La justice du téléphone due à des ambitions personnelles
Me Ait Larbi a tenu à rappeler quelques vérités aux magistrats. Selon lui les problèmes socio-professionnels des magistrats et l’absence d’indépendance ne sont pas dus au pouvoir exécutif mais « à la faiblesse du pouvoir judiciaire. »
Il leur rappelle également que, « la justice de Allah Ghaleb, la justice de la nuit et la justice du téléphone » est le produits de certains d’entre eux (les magistrats), en raison des ambitions personnelles de certains. « Jusqu’à récemment, votre syndicat défendait le ministère (de la Justice) plus que les juges, afin de préserver les intérêts personnels et immédiats », ajoute Me Ait Larbi.

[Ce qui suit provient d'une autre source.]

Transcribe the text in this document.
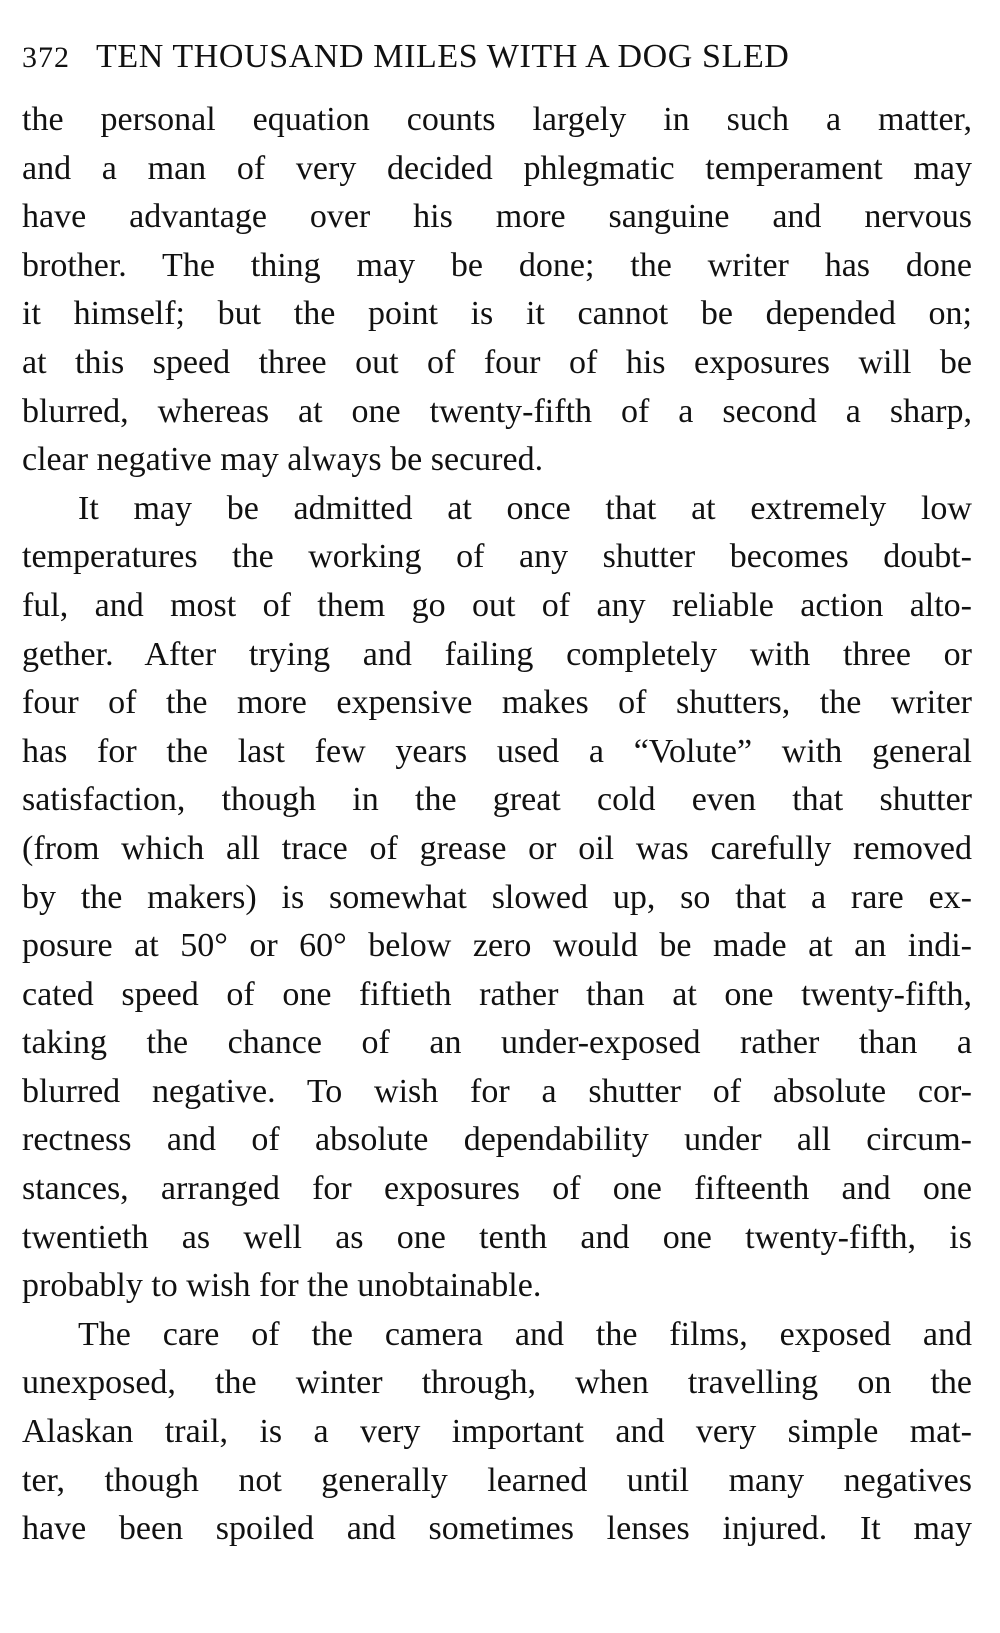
372 TEN THOUSAND MILES WITH A DOG SLED
the personal equation counts largely in such a matter,
and a man of very decided phlegmatic temperament may
have advantage over his more sanguine and nervous
brother. The thing may be done; the writer has done
it himself; but the point is it cannot be depended on;
at this speed three out of four of his exposures will be
blurred, whereas at one twenty-fifth of a second a sharp,
clear negative may always be secured.
It may be admitted at once that at extremely low
temperatures the working of any shutter becomes doubt-
ful, and most of them go out of any reliable action alto-
gether. After trying and failing completely with three or
four of the more expensive makes of shutters, the writer
has for the last few years used a “Volute” with general
satisfaction, though in the great cold even that shutter
(from which all trace of grease or oil was carefully removed
by the makers) is somewhat slowed up, so that a rare ex-
posure at 50° or 60° below zero would be made at an indi-
cated speed of one fiftieth rather than at one twenty-fifth,
taking the chance of an under-exposed rather than a
blurred negative. To wish for a shutter of absolute cor-
rectness and of absolute dependability under all circum-
stances, arranged for exposures of one fifteenth and one
twentieth as well as one tenth and one twenty-fifth, is
probably to wish for the unobtainable.
The care of the camera and the films, exposed and
unexposed, the winter through, when travelling on the
Alaskan trail, is a very important and very simple mat-
ter, though not generally learned until many negatives
have been spoiled and sometimes lenses injured. It may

« Les chambres d’accusation de la Cour de Tipaza et du tribunal d’Annaba ont décidé d’appliquer la loi et non des instructions. Le premier a libéré un prisonnier d’opinion et le second a acquitté un autre détenu pour avoir brandi le drapeau Amazigh », rappelle l’avocat.
Et d »interroger les magistrats : « Pourquoi certains d’entre vous rejettent les instructions et d’autres les acceptent? Comment expliquez-vous la libération du détenu d’opinion Karim Tabbou par un juge et sa remise en détention le lendemain par une ordonnance d’un autre juge pour les mêmes faits, et pourtant les deux juges appartiennent au même ministère et sont soumis à la même pression? N’est-t-elle pas une question résistance et de soumission ».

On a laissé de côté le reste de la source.